Filed under: life, maritime, sail training, tall ships | Tags: Canada, Laura Gainey, Picton Castle, Transportation Safety Board
The Transportation Safety Board of Canada finally issued their report this week concerning the loss overboad of Laura Gainey in December of 2006. You can view the entire Safety Board report on line here.
Not surprisingly, the Board also leveled some substantial criticism at the sail training industry in general and has recommended increased safety and training standards and management systems be adopted by the industry.
Here is the Gainey family’s statement about the Safety Board report:
The Gainey family fully supports the findings of the Transportation Safety Board of Canada’s investigation in its report released today, and we urge Transport Canada to act on the safety concerns raised in this report.
The Board’s findings support that Laura was a hard working and dedicated member of the crew, who took her responsibilities very seriously. It was in the execution of her duties, extremely fatigued and under very difficult circumstances that she was swept off the ship. We are very proud of our Laura.
The report identifies several causes and factors that contributed to the accident, including the absence of effective onboard communication, the lack of safety nets and harnesses and fatigue. It suggests that the decision to sail was flawed.

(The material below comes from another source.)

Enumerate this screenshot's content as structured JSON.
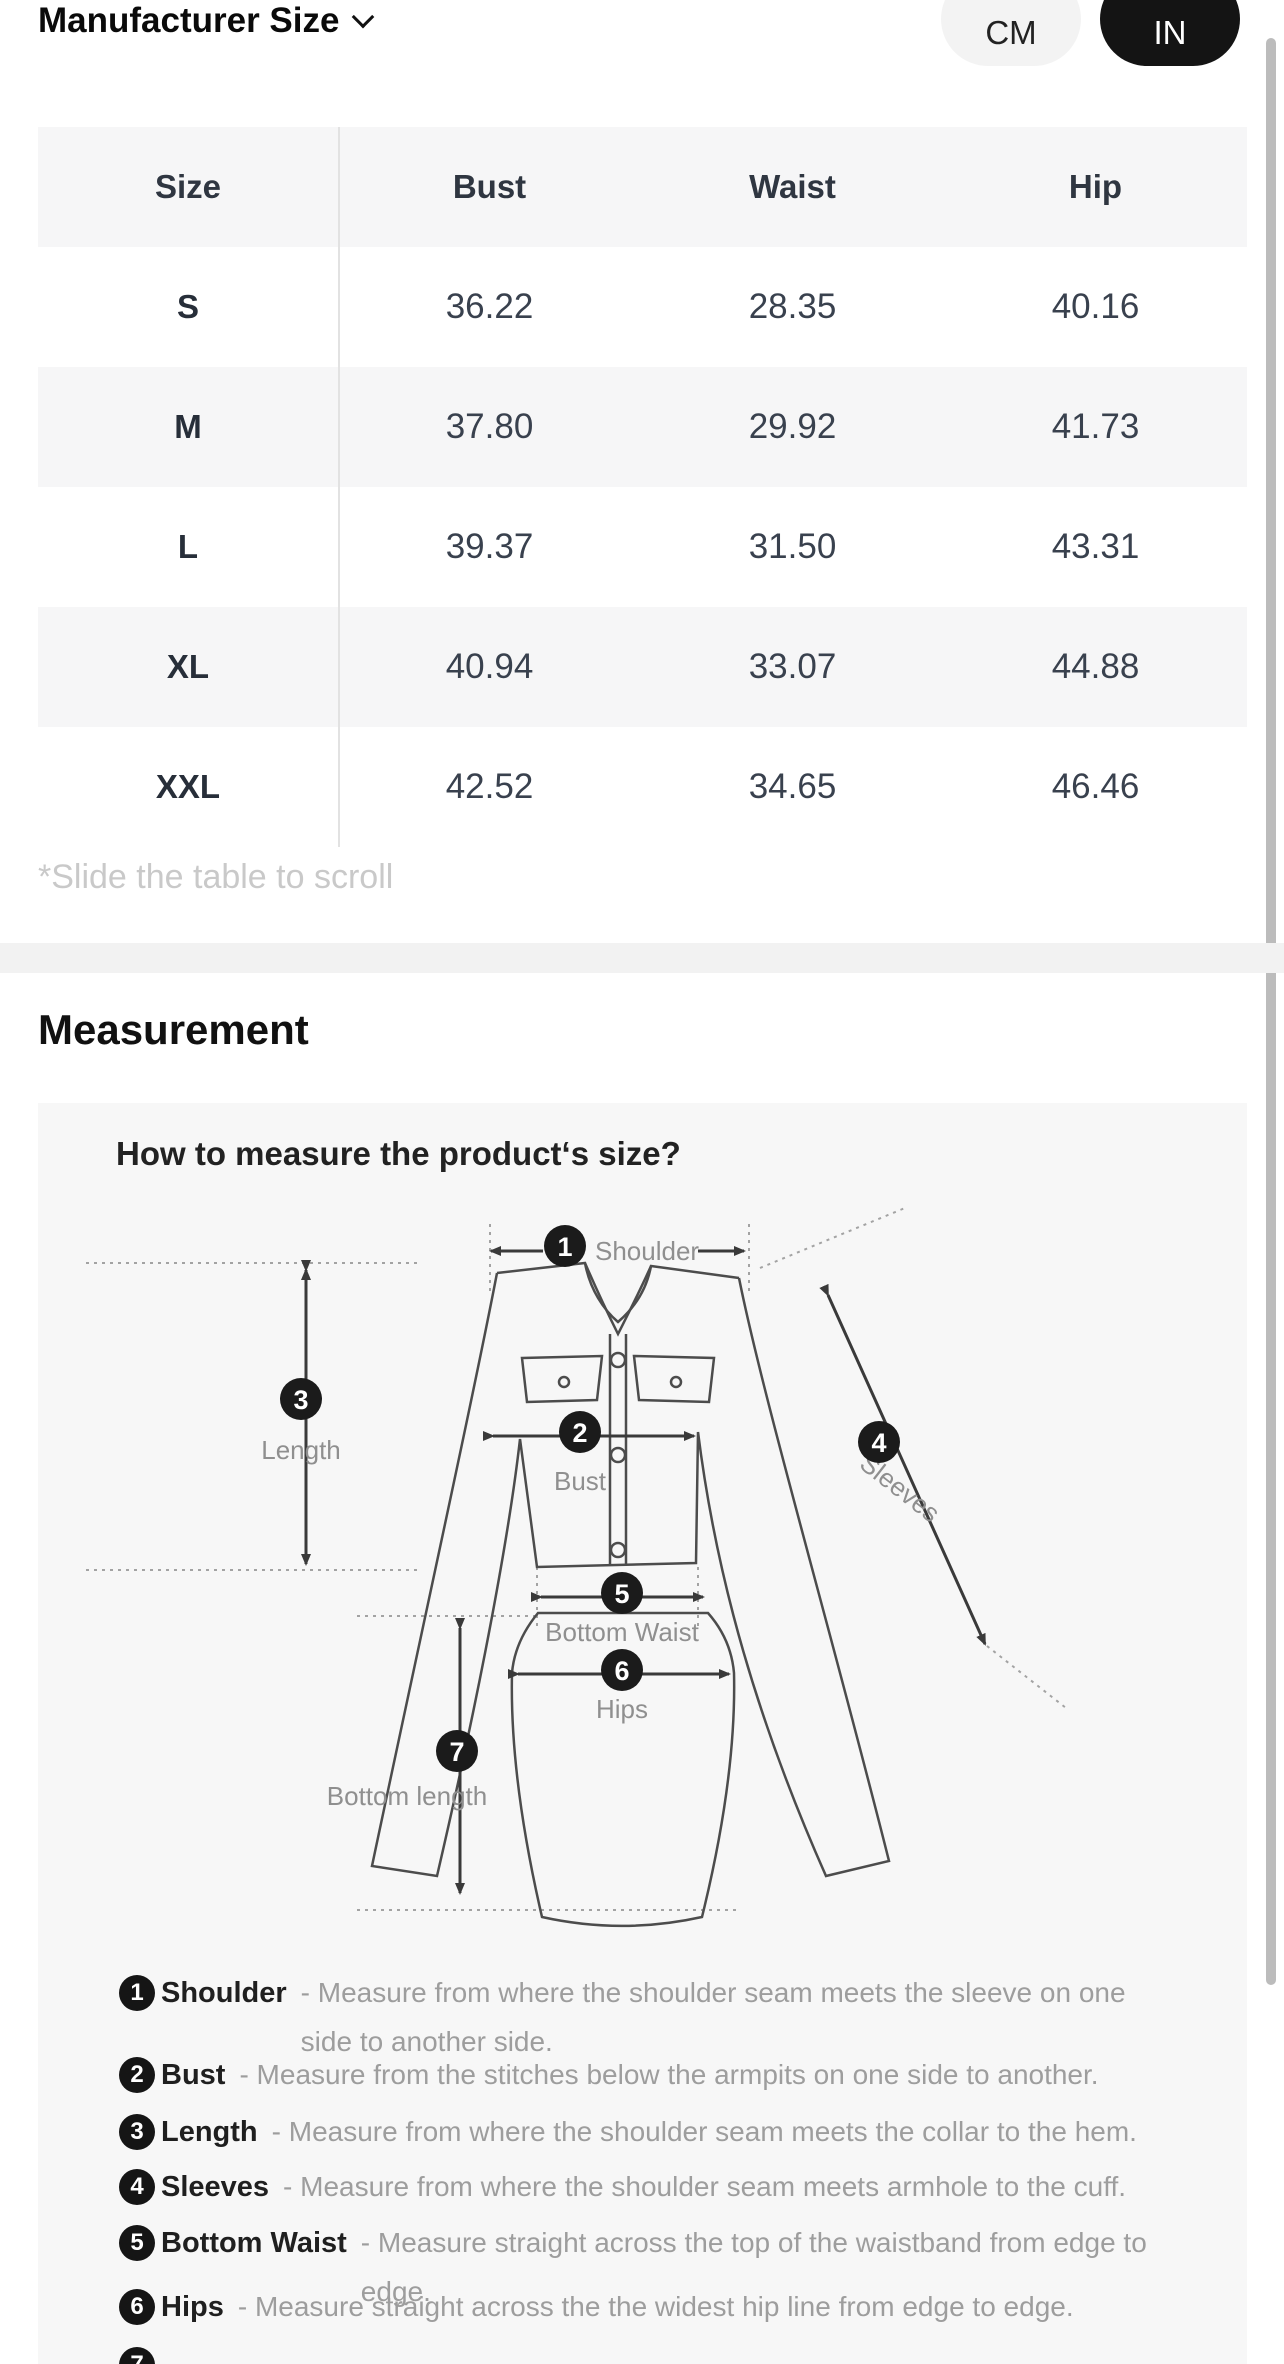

This report should be compulsory reading for everyone associated with the sail training industry, and it would be valuable for anyone involved in the adventure tourism industry. It is a case study for ensuring that stringent safety and risk management systems be in place.
The Picton Castle has made some changes, there is still more that can be done. We would ask the owners and master of the ship to fully implement an audited safety management system, to set a standard of excellence for their industry and to rigorously maintain it.
We also ask, given the mystifying and disappointing action of the Cook Islands Registry over the last 20 months, that the Picton Castle terminate this relationship and register the ship under a Canadian flag.
Our goal was to find out what led to Laura’s death, and the TSB’s thorough and independent investigation has given us this information. We are grateful for this and for the closure it brings.
Finally, our thoughts are often with the crew and trainees who were on board this fateful voyage in December 2006, we are thankful for their exceptional efforts in trying to recover Laura in such challenging conditions. We know they did their best with the tools they had available to them.
Here is Captain Dan Moreland’s October 30, 2008 response to the Safety Board report:
We have reviewed the report issued by the Transportation Safety Board of Canada regarding its investigation into the tragic loss of Laura Gainey on December 8, 2006 from the sail training ship, the Barque Picton Castle. We respectfully acknowledge the professional work of the investigators, and accept their recommendations.
Their findings confirm our strongly held belief that Laura was obeying orders and carrying out her tasks as the excellent crewmember she was onboard the Picton Castle. Our thoughts go out to the Gaineys as they have since that horrible night almost two years ago.
The purpose of this ship is to do good, not harm. It is not truly possible for me to express how devastatingly sorry I and all of us who work with the ship are for the loss of Laura. Laura was a remarkable young woman, treasured by all her shipmates. She will be deeply missed always.
The loss of Laura has led to an intense review and scrutiny of safety equipment and all practices and procedures aboard the Picton Castle, including an in-depth independent Extraordinary Safety Audit and Transport Canada inspections.
We mean to learn all we can from this tragedy. This process is ongoing. The spirit that Laura brought to this ship will sail with us always.
Captain Daniel Moreland
Master, Barque Picton Castle
I’ve written a bit about this casualty before so I won’t rehash it here. I hope that this report will finally allow both the Gainey family and Picton Castle community to move forward. I’m sure that it will also serve as document for thought and action by the sail training community as it continues to look for ways to more effectively and safely give young people life shaping experiences.